Location
- 2621 Hwy 229 Haskell (Benton postal address), Arkansas 72015 United States 34°30′29″N 92°38′37″W﻿ / ﻿34.50806°N 92.64361°W

Information
- School type: Public comprehensive
- Status: Open
- School district: Harmony Grove School District
- NCES District ID: 0507320
- CEEB code: 040165
- NCES School ID: 050732000444
- Teaching staff: 51.29 (FTE)
- Grades: 9–12
- Enrollment: 306 (2023–2024)
- • Grade 10: 104
- • Grade 11: 101
- • Grade 12: 101
- Student to teacher ratio: 5.97
- Education system: ADE Smart Core Curriculum
- Classes offered: Regular, Career Focus, Advanced Placement (AP)
- Colors: Red and white
- Athletics conference: 3A Region 5 (2012–14)
- Mascot: Cardinal
- Team name: Harmony Grove Cardinals
- Accreditation: ADE
- Yearbook: The Cardinal
- Affiliation: Arkansas Activities Association (AAA)
- Website: www.harmonygrovesd.org/102585_2 (7–9) www.harmonygrovesd.org/102588_2 (10–12)

= Harmony Grove High School (Haskell, Arkansas) =

Harmony Grove High School is a public junior/senior high school that provides comprehensive secondary education for students in grades seven through twelve in Haskell, Arkansas (with a Benton postal address), United States. A part of the Harmony Grove School District, the school is often referred to as Benton Harmony Grove High School based on the postal address stating "Benton".

== Academics ==
The assumed course of study for students follow the Smart Core curriculum developed by the Arkansas Department of Education (ADE). Students complete regular (core and elective) and career focus courses and exams and may select Advanced Placement (AP) coursework and exams that provide an opportunity for college credit.
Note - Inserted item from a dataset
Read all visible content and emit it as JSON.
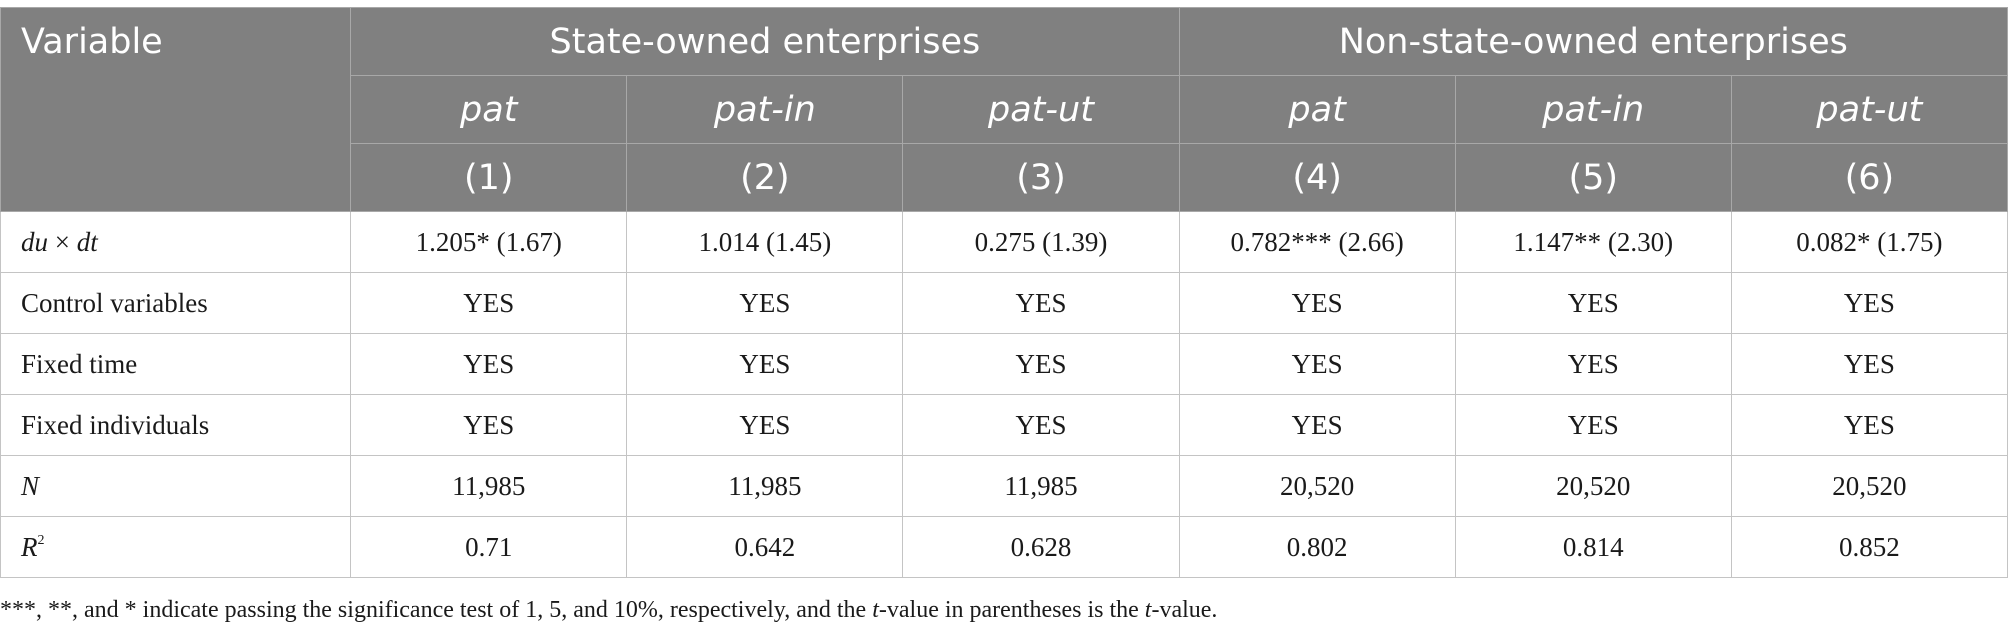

The school is accredited by the ADE.

== Extracurricular activities ==
The mascot and athletic emblem for Harmony Grove High School is the Cardinal with red and white serving as school colors.

===Athletics ===
For 2012–2016 school years, the school participates in interscholastic competition within the 3A Classification and 3A-5 Conference administered by the Arkansas Activities Association (AAA) in such sports as football, soccer (boys/girls), golf (boys/girls), cross country (boy/girls), basketball, baseball, softball, and competitive cheer.

Benton Harmony Grove won the state softball championship for three consecutive years (2002, 2003, 2004).

== Notable alumni ==
- Jimmy "Red" Parker—American football coach who started the school's football program in 2009.